Wir haben deshalb als Landesregierung in der Sitzung des Bundesrates am 29. November unsere Position zugunsten der neuen Länder und zugunsten insbesondere Mecklenburg-Vorpommerns sehr deutlich gemacht und stehen damit leider im Gegensatz zu Ihnen, verehrte Abgeordnete der CDU. Frau Dr. Merkel hat Herrn Bundeskanzler Schröder mehrfach und zuletzt in der Haushaltsdebatte des Deutschen Bundestages vehement aufgefordert, die Hartz-Konzepte eins zu eins umzusetzen.

(Torsten Koplin, PDS: Ja.)

Wir haben uns dagegen positioniert. Es ist die Umsetzung dieser Konzepte, die die Krankenkassen mit etwa 0,9 bis 1,5 Milliarden Euro belastet.

(Dr. Margret Seemann, SPD: Das hörte sich heute Morgen bei der CDU etwas anders an.)

Das ist das Geld, das dann später in der Kasse fehlt. Das ist das Geld, das dem Gesundheitswesen entzogen wird,

(Torsten Koplin, PDS: Das wird hier beklagt, ja.)

auch unserem Land. Und das tragen Sie als CDU voll mit. Machen Sie deshalb dagegen mobil,

(Zuruf von Harry Glawe, CDU)

dann können wir auch auf einer geordneten Basis weiterreden.

Wir haben im Bundesrat eine Entschließung eingebracht, mit der wir auf die besondere Situation der neuen Länder bei der so genannten Nullrunde

(Zuruf von Harry Glawe, CDU)

für Vertragsärzte und Krankenhäuser hingewiesen haben.

(Beifall bei Abgeordneten der PDS und einzelnen Abgeordneten der SPD)

Die Vertreter der großen Koalition in Brandenburg, also auch Ihre Parteifreunde, haben uns dabei unterstützt.
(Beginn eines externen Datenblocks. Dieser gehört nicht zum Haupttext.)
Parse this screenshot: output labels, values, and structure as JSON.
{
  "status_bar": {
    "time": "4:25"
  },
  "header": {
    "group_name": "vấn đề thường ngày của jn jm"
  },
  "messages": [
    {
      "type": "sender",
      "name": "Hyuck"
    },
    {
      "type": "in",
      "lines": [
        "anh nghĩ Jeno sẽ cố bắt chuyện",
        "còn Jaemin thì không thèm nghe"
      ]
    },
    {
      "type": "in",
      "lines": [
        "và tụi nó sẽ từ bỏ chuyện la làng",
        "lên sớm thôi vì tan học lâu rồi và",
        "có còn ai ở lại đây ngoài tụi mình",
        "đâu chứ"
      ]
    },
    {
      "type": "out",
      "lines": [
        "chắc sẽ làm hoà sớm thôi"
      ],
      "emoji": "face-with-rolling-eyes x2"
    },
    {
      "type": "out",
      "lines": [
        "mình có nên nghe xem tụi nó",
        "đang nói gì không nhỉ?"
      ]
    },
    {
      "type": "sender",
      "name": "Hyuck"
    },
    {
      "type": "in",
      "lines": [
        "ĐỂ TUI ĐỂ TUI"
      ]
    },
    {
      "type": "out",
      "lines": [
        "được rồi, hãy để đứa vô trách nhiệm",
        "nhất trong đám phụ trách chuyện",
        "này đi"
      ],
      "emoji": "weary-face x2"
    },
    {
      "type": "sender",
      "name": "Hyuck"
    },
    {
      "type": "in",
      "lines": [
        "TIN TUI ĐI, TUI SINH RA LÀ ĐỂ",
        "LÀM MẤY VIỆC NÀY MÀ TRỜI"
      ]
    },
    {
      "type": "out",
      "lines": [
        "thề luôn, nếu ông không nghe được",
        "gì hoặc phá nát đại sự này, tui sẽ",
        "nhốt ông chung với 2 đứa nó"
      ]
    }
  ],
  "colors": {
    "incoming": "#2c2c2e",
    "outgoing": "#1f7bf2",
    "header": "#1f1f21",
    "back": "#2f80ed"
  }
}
Ja, aber wo waren die CDU-geführten neuen Länder? Warum tragen sie hier die von uns eingebrachten Kompromisse nicht mit? Warum haben sie im Bundesrat das 12. SGBÄnderungsgesetz mit der darin enthaltenen Fristverlängerung für die Krankenhäuser zur Teilnahme am Fallpauschalensystem blockiert? Das hätte doch gerade für den Großteil der 18.000 Beschäftigten in unserem Lande die Möglichkeit einer Budgeterhöhung um bis zu 2,09 Prozent eröffnet.

(Beifall bei Abgeordneten der PDS und Rudolf Borchert, SPD)

Sie, sehr verehrte Damen und Herren der CDU-Fraktion, sollten an dieser Stelle noch einmal ganz stark nachdenken, wie ernst Sie es mit dem Gesundheitsstandort Mecklenburg-Vorpommern meinen!